Syrian government forces backed by Russian fighter jets have struck several towns in Syria’s northwest province of Idlib, according to local sources, violating a fragile ceasefire in the country’s last rebel bastion.
Activists said the towns of Khan al-Subl, al-Hartamyeh, and Maasaran in the Maaret al-Numaan district were struck overnight on Wednesday with air raids and artillery fire following a brief lull in government-led bombardment in the opposition stronghold.
“Russian warplanes have been targeting these areas since last night. They’re still roaming in the sky until now,” Sleiman Abdulkader, an opposition activist in Maaret al-Numaan, told Al Jazeera.
“The last air raid was reported in Maaret al-Numaan at around 8:45am this morning,” he said.
According to residents and rescue workers, many towns and villages in the area are now empty as a result of the Russian-backed Syrian government’s offensive which has displaced hundreds of thousands of people since it first began in April.
There were no reports of deaths in Wednesday’s attacks, though several people were killed in air raids just hours before the latest ceasefire – announced by Russia, a key ally of Syrian President Bashar al-Assad, and rebel backer Turkey – came into force on Sunday.
Activists in the region said the latest attacks struck agricultural lands, as well as civilian infrastructures including schools, a mosque, homes, and a local business – all scattered along the string of villages that lie near the strategic M5 highway, one of the most important arteries in Syria before it descended into war in 2011.
Suood Siah said the internet cafe he owned in Khan al-Subl was destroyed on Wednesday.
“I shut it down about 20 days ago, and luckily managed to evacuate the machines as well before it was hit,” Siah said, who returned to Khan al-Subl on Wednesday to inspect the damage after hearing about the attacks.
“The place used to offer a service to the people, a service that is as basic as a bakery or a medical facility,” he said. “Targeting it is just as bad of a crime.”
According to Siah, Russian jets tend to hit anything that resembles “normal life” in Idlib.
‘A ceasefire never lasts’
Separately, Turkish Minister of Defence Hulusi Akar on Wednesday said Ankara and Moscow were discussing the establishment of a “secure zone” where those forced from their homes in Syria’s northwest can shelter during the cold winter months.
Though many families have found relative safety near the border with neighbouring Turkey, the humanitarian situation at the overcrowded border area has become dire.
According to UN deputy spokesperson Farhan Haq, families are fleeing in “torrential rain and temperatures at night are close to freezing”.
There are already about one million Syrian refugees living near the border, with official camps already at full capacity.
Obeidah Dandoush, a member of the Syria Relief and Development rescue group, said during the brief pause in attacks, some families had returned to their land to gather crops.
“These farmers, mainly, along with their families, had gone back to collect some potatoes and other crops to sustain themselves at the border, where food items are scarce and expensive to many,” Dandoush told Al Jazeera.
“A lot of other families have returned, or are seeking return – but they do not trust the regime’s word,” he said. “They know a ceasefire never lasts.”
Only a small percentage of the hundreds of thousands who were displaced in the latest wave of attacks have returned to their homes, Dandoush said, adding that attacks on main roads and highways have severely hampered evacuation efforts in the past.
On Tuesday evening, Turkish President Recep Tayyip Erdogan said he hoped the latest ceasefire would last and said he was “determined” to step in and prevent attacks by Syrian government forces in Idlib.
“We are determined to stop the [Syrian] regime’s attempts to violate ceasefire [in Idlib] – ourselves if needed.
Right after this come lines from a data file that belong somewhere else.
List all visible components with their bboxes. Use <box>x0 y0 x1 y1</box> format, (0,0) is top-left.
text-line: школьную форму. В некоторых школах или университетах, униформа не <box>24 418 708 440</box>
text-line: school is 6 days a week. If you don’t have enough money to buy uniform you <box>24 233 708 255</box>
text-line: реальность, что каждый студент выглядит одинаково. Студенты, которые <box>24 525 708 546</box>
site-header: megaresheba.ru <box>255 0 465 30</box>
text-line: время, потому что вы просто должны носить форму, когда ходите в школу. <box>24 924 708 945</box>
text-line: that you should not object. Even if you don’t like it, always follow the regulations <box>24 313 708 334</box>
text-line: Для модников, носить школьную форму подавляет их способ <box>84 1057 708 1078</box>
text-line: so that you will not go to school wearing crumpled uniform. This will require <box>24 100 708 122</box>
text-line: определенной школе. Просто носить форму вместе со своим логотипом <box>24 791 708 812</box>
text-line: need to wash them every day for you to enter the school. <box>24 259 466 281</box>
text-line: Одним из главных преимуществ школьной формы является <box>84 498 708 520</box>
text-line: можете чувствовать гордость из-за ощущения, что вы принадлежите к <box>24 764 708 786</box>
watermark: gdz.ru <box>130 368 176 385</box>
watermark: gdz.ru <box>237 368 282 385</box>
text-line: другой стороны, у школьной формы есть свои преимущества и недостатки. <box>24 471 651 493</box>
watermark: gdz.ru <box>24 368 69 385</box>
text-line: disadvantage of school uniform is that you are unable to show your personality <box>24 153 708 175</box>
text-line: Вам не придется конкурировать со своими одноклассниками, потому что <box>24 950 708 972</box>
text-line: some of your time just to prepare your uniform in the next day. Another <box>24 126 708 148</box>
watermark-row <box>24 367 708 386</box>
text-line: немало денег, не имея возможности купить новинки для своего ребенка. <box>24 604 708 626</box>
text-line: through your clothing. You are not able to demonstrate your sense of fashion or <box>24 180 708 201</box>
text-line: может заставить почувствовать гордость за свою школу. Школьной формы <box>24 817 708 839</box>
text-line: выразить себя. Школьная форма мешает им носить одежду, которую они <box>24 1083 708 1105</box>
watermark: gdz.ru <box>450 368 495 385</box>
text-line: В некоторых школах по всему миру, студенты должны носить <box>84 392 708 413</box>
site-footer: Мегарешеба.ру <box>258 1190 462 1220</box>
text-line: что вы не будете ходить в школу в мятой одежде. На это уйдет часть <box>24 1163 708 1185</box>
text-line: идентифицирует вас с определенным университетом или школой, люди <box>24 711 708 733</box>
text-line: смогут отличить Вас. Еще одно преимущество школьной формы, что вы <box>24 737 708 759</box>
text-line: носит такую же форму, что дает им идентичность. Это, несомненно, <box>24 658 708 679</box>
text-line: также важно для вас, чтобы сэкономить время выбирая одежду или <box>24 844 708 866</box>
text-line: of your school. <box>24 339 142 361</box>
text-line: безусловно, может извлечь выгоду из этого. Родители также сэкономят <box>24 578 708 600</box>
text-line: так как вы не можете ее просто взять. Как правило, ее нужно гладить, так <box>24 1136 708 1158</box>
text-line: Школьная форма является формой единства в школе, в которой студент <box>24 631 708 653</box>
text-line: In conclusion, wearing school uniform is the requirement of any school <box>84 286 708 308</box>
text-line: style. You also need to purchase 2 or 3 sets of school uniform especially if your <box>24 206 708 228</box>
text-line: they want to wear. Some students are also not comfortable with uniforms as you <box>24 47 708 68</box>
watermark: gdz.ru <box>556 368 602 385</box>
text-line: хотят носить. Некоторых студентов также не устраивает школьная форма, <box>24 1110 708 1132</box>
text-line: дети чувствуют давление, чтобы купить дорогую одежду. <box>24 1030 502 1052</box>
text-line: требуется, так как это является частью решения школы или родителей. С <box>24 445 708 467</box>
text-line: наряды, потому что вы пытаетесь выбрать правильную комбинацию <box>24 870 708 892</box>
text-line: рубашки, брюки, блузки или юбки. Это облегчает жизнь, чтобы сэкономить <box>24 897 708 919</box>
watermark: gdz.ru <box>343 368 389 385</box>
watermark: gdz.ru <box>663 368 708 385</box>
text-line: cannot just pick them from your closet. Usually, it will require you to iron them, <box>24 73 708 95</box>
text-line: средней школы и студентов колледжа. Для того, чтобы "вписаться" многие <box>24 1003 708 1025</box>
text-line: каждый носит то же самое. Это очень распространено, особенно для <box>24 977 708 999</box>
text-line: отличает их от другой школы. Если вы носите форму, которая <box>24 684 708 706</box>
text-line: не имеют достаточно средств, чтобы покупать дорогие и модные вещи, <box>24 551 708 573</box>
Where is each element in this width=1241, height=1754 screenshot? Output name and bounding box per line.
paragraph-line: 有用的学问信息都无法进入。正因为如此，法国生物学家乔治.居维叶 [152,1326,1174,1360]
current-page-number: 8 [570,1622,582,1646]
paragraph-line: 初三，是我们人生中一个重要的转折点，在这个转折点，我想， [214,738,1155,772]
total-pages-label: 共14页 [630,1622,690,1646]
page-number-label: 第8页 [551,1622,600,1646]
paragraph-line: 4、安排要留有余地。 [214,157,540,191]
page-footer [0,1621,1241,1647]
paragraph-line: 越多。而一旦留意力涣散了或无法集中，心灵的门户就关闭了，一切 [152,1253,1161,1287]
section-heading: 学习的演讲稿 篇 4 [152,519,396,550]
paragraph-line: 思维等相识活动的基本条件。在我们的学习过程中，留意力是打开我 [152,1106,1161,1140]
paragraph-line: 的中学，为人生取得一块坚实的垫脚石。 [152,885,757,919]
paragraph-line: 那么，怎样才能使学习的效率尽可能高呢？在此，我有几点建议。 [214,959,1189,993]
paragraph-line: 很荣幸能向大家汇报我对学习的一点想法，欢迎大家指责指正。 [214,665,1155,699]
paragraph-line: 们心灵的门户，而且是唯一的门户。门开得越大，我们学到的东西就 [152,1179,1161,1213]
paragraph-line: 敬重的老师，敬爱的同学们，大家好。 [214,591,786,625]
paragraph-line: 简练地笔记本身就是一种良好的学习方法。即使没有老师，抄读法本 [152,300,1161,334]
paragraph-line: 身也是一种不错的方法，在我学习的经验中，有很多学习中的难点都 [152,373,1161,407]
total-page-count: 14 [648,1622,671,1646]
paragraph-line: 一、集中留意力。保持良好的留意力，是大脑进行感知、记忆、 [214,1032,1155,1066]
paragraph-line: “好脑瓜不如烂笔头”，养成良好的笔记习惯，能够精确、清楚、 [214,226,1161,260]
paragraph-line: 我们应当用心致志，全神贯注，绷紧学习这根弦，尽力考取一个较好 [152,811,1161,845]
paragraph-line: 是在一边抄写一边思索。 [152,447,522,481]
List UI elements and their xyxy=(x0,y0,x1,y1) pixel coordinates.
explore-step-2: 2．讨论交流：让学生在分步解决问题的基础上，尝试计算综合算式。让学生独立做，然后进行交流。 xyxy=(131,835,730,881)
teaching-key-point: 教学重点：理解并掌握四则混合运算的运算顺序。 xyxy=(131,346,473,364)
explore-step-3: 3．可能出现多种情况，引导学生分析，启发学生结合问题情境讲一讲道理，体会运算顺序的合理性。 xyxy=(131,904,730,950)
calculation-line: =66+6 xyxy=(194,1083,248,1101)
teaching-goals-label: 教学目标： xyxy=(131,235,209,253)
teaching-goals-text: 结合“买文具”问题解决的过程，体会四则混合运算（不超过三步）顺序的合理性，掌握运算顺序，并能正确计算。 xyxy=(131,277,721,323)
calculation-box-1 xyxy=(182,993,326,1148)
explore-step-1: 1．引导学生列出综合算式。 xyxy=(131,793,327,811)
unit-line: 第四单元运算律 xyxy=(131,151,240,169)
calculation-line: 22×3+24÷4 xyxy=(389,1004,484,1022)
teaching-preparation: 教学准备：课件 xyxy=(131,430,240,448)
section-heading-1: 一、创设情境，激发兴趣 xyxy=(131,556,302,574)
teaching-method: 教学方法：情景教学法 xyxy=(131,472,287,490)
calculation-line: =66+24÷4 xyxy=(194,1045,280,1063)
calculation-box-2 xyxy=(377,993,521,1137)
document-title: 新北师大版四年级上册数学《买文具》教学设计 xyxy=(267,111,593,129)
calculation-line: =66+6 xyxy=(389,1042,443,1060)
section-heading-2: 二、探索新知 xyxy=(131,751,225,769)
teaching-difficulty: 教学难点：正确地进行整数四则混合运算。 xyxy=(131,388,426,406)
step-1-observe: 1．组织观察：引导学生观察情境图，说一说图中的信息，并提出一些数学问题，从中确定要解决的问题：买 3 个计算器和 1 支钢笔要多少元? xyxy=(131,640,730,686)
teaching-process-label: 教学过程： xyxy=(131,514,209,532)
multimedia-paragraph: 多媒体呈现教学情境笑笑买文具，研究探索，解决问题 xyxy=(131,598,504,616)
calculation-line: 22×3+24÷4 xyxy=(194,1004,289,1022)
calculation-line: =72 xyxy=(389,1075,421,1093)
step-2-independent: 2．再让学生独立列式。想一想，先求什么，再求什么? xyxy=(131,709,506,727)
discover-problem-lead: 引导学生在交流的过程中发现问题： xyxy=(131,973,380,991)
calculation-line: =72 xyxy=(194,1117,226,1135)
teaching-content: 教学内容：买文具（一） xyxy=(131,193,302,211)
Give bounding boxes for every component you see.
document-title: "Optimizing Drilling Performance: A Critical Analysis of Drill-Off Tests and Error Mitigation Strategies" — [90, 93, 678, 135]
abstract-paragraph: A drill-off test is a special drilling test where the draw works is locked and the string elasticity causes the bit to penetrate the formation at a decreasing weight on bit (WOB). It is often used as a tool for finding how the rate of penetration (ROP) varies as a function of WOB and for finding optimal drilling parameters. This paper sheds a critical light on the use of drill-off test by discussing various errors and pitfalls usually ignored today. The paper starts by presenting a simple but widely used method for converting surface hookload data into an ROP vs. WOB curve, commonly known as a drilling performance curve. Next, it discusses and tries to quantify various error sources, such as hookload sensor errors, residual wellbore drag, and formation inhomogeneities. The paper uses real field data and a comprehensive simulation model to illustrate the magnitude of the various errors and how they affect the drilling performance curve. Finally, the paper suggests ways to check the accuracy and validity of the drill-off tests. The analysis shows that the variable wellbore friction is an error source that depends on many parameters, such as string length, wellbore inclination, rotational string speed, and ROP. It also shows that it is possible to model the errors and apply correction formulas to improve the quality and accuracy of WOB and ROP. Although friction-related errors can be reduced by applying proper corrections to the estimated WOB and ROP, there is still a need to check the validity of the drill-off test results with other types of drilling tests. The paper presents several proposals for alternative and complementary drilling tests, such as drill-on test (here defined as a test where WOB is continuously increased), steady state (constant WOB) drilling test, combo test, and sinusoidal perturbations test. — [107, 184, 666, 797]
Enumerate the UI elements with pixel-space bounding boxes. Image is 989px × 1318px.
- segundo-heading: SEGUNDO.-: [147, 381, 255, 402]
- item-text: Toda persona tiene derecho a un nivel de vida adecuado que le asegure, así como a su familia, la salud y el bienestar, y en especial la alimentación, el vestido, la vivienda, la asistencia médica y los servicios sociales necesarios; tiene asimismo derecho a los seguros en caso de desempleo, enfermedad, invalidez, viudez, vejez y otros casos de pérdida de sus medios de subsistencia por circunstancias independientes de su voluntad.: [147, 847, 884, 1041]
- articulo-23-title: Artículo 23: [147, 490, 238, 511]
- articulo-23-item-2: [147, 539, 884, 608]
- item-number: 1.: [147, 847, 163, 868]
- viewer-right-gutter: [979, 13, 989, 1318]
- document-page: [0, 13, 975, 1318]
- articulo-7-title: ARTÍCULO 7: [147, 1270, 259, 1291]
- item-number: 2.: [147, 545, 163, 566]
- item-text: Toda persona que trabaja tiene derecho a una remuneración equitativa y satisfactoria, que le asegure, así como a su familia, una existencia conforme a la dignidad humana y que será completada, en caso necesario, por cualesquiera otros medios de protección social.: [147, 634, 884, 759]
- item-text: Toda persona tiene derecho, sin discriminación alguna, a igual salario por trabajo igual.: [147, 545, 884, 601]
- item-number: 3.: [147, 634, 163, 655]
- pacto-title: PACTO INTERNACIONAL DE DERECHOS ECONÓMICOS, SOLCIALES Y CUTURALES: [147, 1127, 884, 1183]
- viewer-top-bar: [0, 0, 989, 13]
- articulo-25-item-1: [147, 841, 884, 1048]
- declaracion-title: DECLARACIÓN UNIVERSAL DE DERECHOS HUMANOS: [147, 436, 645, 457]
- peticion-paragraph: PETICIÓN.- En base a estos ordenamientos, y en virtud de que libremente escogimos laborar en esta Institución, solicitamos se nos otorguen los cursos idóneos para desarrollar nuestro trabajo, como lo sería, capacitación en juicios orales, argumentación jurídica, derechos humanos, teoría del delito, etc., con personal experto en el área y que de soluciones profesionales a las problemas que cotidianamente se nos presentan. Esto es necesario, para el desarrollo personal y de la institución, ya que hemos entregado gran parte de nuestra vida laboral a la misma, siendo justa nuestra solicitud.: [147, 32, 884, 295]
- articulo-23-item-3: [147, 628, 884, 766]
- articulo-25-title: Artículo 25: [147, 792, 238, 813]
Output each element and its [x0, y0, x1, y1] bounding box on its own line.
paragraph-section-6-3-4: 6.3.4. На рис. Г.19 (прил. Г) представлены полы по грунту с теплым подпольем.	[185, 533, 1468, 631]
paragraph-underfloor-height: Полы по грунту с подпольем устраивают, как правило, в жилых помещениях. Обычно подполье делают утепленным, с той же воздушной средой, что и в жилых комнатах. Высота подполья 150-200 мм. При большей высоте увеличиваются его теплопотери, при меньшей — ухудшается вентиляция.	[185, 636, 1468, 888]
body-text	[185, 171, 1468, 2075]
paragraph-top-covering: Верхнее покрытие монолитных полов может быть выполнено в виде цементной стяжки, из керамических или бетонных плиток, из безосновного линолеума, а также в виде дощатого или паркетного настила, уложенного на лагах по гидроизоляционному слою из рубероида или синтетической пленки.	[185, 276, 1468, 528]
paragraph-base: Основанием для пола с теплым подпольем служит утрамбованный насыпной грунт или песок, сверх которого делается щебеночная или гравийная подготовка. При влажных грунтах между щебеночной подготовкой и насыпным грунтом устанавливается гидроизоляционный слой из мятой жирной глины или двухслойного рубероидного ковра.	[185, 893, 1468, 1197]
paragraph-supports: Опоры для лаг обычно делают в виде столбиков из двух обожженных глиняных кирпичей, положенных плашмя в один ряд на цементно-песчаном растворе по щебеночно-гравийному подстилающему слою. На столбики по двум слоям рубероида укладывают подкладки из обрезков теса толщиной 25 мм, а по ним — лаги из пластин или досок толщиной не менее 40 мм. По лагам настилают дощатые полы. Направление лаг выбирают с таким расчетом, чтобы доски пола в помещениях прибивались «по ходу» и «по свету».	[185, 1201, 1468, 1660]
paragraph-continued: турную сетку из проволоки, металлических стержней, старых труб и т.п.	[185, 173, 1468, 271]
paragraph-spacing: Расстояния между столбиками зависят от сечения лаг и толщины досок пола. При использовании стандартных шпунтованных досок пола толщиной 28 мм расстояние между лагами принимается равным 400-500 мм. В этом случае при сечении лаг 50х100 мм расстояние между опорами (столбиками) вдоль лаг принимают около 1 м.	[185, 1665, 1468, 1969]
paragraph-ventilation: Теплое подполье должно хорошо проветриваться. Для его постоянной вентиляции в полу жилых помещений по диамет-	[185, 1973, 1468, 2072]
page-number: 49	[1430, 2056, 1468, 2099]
It is no joke,” Erdogan said, adding that hundreds of thousands of Syrians must be returned to their homes as part of the ceasefire agreement.
The region is home to nearly three million people, about half of whom were transferred there in large groups from other parts of the country that were retaken by pro-government forces.
The war in Syria has killed hundreds of thousands of people and displaced millions since it erupted in 2011 with the repression of anti-government protests.